Use composite loss, i.e. add extra terms in the loss function to make the optimizer force the logits to stay within a fixed range.

For example, if current min logit = m and allowed minimum = u, current max logit = n and allowed maximum = v, then the following loss function should help:

Overall loss = CrossEntropy loss + lambda1 * max(u - m, 0) and lambda2 * max(n - v, 0)

The max terms ensure that no loss is added when the logits are all within the allowed range. Use lamba1 and lambda2 to scale each term so that they roughly match the CE loss in strength.

like_a_tensor t1_j6mcv1v wrote on January 31, 2023 at 10:16 AM

I'm not sure how to fix a minimum probability, but you could try softmax with a high temperature.

neuralbeans OP t1_j6md46u wrote on January 31, 2023 at 10:20 AM

That will just make the model learn larger logits to undo the effect of the temperature.

_vb__ t1_j6ocec9 wrote on January 31, 2023 at 7:21 PM

No, it would make the logits be closer to one another and the overall model a bit less confident in its probabilities.

Lankyie t1_j6mf6pt wrote on January 31, 2023 at 10:49 AM

max[softmax, lowest accepted probability]

neuralbeans OP t1_j6miw6o wrote on January 31, 2023 at 11:36 AM

It needs to remain a valid softmax distribution.

Lankyie t1_j6mjvpy wrote on January 31, 2023 at 11:48 AM

yeah true, you can implement that by factoring everything back to the sum of 1 though

emilrocks888 t1_j6mjf7m wrote on January 31, 2023 at 11:42 AM

I would scale logits before softmax, like it’s been done in self attention.Actually that scaling in self attn is to make the final dist of the attention weights to be smooth.

neuralbeans OP t1_j6mjhog wrote on January 31, 2023 at 11:43 AM

What's this about del attention?

emilrocks888 t1_j6mjnk7 wrote on January 31, 2023 at 11:45 AM

Sorry, dictionary issue. I meant Self Attention (I ve edited previous answer)

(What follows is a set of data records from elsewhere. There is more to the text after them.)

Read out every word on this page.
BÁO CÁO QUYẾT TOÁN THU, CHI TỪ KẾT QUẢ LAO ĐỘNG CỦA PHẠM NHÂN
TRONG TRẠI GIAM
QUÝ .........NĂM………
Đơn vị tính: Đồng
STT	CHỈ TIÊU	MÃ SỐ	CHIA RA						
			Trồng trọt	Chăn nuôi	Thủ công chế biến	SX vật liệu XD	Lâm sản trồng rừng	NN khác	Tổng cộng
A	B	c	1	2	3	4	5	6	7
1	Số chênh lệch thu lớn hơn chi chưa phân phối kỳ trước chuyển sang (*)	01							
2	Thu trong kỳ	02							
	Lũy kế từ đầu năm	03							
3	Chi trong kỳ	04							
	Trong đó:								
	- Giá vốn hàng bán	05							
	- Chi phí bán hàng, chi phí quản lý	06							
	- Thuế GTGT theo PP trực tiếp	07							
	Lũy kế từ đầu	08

chatterbox272 t1_j6myph4 wrote on January 31, 2023 at 2:05 PM

If the goal is to keep all predictions above a floor, the easiest way is to make the activation into floor + (1 - floor * num_logits) * softmax(logits). This doesn't have any material impact on the model, but it imposes a floor.

If the goal is to actually change something about how the predictions are made, then adding a floor isn't going to be the solution though. You could modify the activation function some other way (e.g. by scaling the logits, normalising them, etc.), or you could impose a loss penalty for the difference between the logits or the final predictions.

neuralbeans OP t1_j6n0ima wrote on January 31, 2023 at 2:18 PM

I want the output to remain a proper distribution.

chatterbox272 t1_j6n3vx6 wrote on January 31, 2023 at 2:43 PM

My proposed function does that. Let's say you have two outputs, and don't want either to go below 0.25. Your minimum value already adds up to 0.5, so you rescale the softmax to add up to 0.5 as well, giving you a sum of 1 and a valid distribution.

nutpeabutter t1_j6n2eaf wrote on January 31, 2023 at 2:32 PM

Taking a leaf out of RL, you can add an additional entropy loss.

Alternatively, clip the logits but apply STE (copy gradients) on backprop

No_Cryptographer9806 t1_j6nfqhq wrote on January 31, 2023 at 4:01 PM

I am curious why do you want to do that? You can always post process the logits but forcing the Network to learn it will cause harm to the underlying representation imo

neuralbeans OP t1_j6nmccc wrote on January 31, 2023 at 4:42 PM

It's for reinforcement learning to keep the model exploring possibilities.